Path to the directory containing the 3 files generated by 10x Genomics: matrix.mtx, barcodes.tsv and features.tsv (or genes.tsv)

featureType

Character, feature type to use as the gene name of expression matrix: "gene_symbol" (the default) or "gene_id".

removeSuffix

Logical, whether to remove the suffix "-1" when present in all cell barcodes. Default: TRUE.

addPrefix

Character or NULL, add a prefix to the cell barcodes, like Sample ID. It is highly recommended to use a prefix containing letters and/or numbers only, and not starting with numbers.

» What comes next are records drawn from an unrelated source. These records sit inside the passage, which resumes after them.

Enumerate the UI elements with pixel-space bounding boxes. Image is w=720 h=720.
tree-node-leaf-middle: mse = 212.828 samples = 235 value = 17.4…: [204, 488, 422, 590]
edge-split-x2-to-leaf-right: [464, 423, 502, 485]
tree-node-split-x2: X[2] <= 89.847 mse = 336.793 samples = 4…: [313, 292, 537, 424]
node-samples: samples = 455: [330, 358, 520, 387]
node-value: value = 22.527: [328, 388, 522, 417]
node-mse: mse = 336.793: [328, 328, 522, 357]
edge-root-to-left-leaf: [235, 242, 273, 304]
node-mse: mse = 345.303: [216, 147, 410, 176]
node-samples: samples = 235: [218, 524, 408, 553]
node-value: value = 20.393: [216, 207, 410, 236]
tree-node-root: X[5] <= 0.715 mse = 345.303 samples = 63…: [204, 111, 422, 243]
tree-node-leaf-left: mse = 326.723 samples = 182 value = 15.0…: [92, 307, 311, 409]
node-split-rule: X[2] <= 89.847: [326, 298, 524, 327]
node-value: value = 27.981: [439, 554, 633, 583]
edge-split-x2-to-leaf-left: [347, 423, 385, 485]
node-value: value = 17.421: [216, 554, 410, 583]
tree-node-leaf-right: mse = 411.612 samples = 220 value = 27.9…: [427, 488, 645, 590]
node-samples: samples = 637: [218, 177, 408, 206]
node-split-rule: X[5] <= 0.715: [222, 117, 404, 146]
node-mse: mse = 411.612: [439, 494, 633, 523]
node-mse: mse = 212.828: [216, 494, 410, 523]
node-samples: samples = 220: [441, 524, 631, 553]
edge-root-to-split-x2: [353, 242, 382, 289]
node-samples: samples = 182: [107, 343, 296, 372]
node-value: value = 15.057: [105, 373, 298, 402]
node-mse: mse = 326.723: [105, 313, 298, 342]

Default: NULL.

Value

A sparse gene expression matrix of raw UMI counts, genes by cells

Examples

input_dir <- system.file("extdata/demo_inputs/cell_matrix_10x", package = "scMINER") # path to input data
list.files(input_dir, full.names = FALSE) # you should see three files: matrix.mtx, barcodes.tsv and features.tsv (or genes.tsv)
#> [1] "barcodes.tsv.gz" "features.tsv.gz" "matrix.mtx.gz"  
sparseMatrix <- readInput_10x.dir(input_dir,
                                  featureType = "gene_symbol",
                                  removeSuffix = TRUE,
                                  addPrefix = "demoSample")
#> Reading 10x Genomcis data from: /private/var/folders/v0/njhqcmrs32xgrjgx2wz8d50r0000gp/T/Rtmpf8JULY/temp_libpath11ae7194479/scMINER/extdata/demo_inputs/cell_matrix_10x ...
#> 	Multiple data modalities were found: Gene Expression, Peaks . Only the gene expression data (under "Gene Expression") was kept.
#> Done! The sparse gene expression matrix has been generated: 500 genes, 100 cells.